A postcard depicting a semi-automatic rifle with the words “Coming to a school near you?” that caused a panic Thursday in Idaho Falls was sent by someone who wanted to raise awareness of the threat of gun violence in schools, said police.
Idaho Falls Police Department officials said the woman had no ill intent, expressed regret and is not being charged with a crime. However, they are still investigating “some very serious posts” regarding the incident that, they said, amplified Thursday’s worry with “rumors on social media of very serious false allegations of violent incidents occurring around the city.”

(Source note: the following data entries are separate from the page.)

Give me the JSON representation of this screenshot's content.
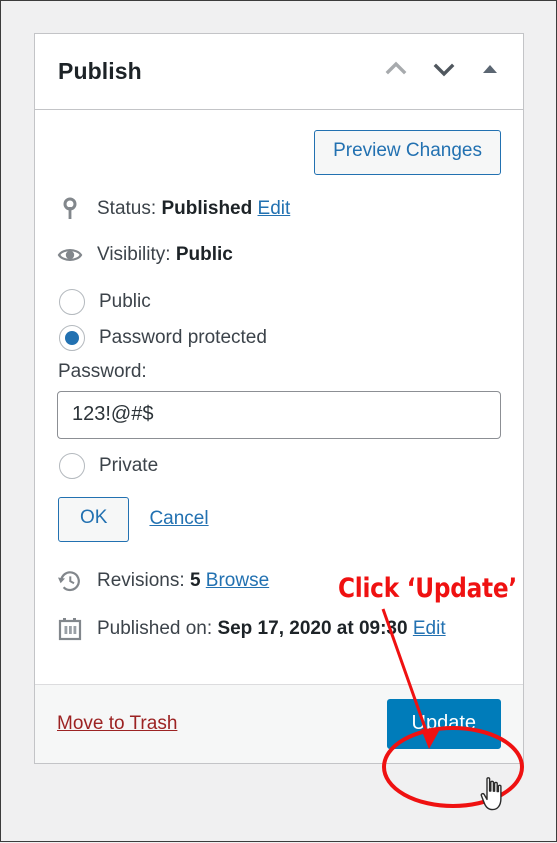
{
  "panel": {
    "title": "Publish",
    "header_icons": [
      {
        "name": "chevron-up-icon",
        "glyph": "order-up"
      },
      {
        "name": "chevron-down-icon",
        "glyph": "order-down"
      },
      {
        "name": "toggle-panel-icon",
        "glyph": "triangle-up"
      }
    ],
    "preview_button": "Preview Changes",
    "status": {
      "icon": "post-status-pin-icon",
      "label": "Status:",
      "value": "Published",
      "edit_link": "Edit"
    },
    "visibility": {
      "icon": "eye-icon",
      "label": "Visibility:",
      "value": "Public"
    },
    "visibility_options": [
      {
        "label": "Public",
        "selected": false
      },
      {
        "label": "Password protected",
        "selected": true
      },
      {
        "label": "Private",
        "selected": false
      }
    ],
    "password": {
      "label": "Password:",
      "value": "123!@#$",
      "placeholder": ""
    },
    "ok_button": "OK",
    "cancel_link": "Cancel",
    "revisions": {
      "icon": "revisions-clock-icon",
      "label": "Revisions:",
      "count": "5",
      "browse_link": "Browse"
    },
    "published_on": {
      "icon": "calendar-icon",
      "label": "Published on:",
      "value": "Sep 17, 2020 at 09:30",
      "edit_link": "Edit"
    },
    "footer": {
      "trash_link": "Move to Trash",
      "update_button": "Update"
    }
  },
  "annotation": {
    "callout_text": "Click ‘Update’",
    "arrow": "red-arrow-pointing-to-update-button",
    "highlight": "red-ellipse-around-update-button",
    "color": "#ef1111"
  },
  "cursor": {
    "type": "pointing-hand-cursor"
  },
  "colors": {
    "primary_blue": "#007cba",
    "link_blue": "#2271b1",
    "trash_red": "#9c2323",
    "annotation_red": "#ef1111",
    "panel_border": "#c3c4c7",
    "page_background": "#f0f0f1"
  }
}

The woman, whom police didn’t name but said is in her late 80s and has “participated in political activism for many years” according to a police news release, contacted police Friday morning to tell them she sent the postcard. She told police she had sent four postcards, using the white pages to locate addresses in neighborhoods which may have a high number of children, although only one was reported to police. Police met with the woman Friday morning. She told them she meant to “wake up the community to the threat of gun violence in schools.”
“She said she had no ill intentions and expressed immense regret that the postcard may have made children fearful to go to school,” police said.
Officer Brian Smith, who investigated the case, praised her for coming forward.
“We hope that her honesty and courage in coming forward to rectify the situation will put an end to the panic which has been widespread in our community,” he said.
Idaho Falls School District 91 sent an email to parents late Wednesday, alerting them of “a suspicious postcard a D91 parent received in the mail,” saying there was a vague reference to a weapon. This led to widespread worry, and some parents kept their children home as a precaution. Police said there was never a threat, although Compass Academy did implement some extra security measures Thursday as a precaution.
However, police are still investigating some social media rumors surrounding the incident. Police spokeswoman Holly Cook compared spreading false information about such an incident to “yelling fire in a crowded theater.”
“During the ‘mailpiece mayhem,’ there were several false allegations made online on social media,” she said. “Many of those are being investigated now.”
If anyone broke any laws in doing so, they will be prosecuted, said Detective Sgt. John Marley.
“We hope that people will call police to verify a threat rather than posting it on social media, which becomes an additional problem,” he said.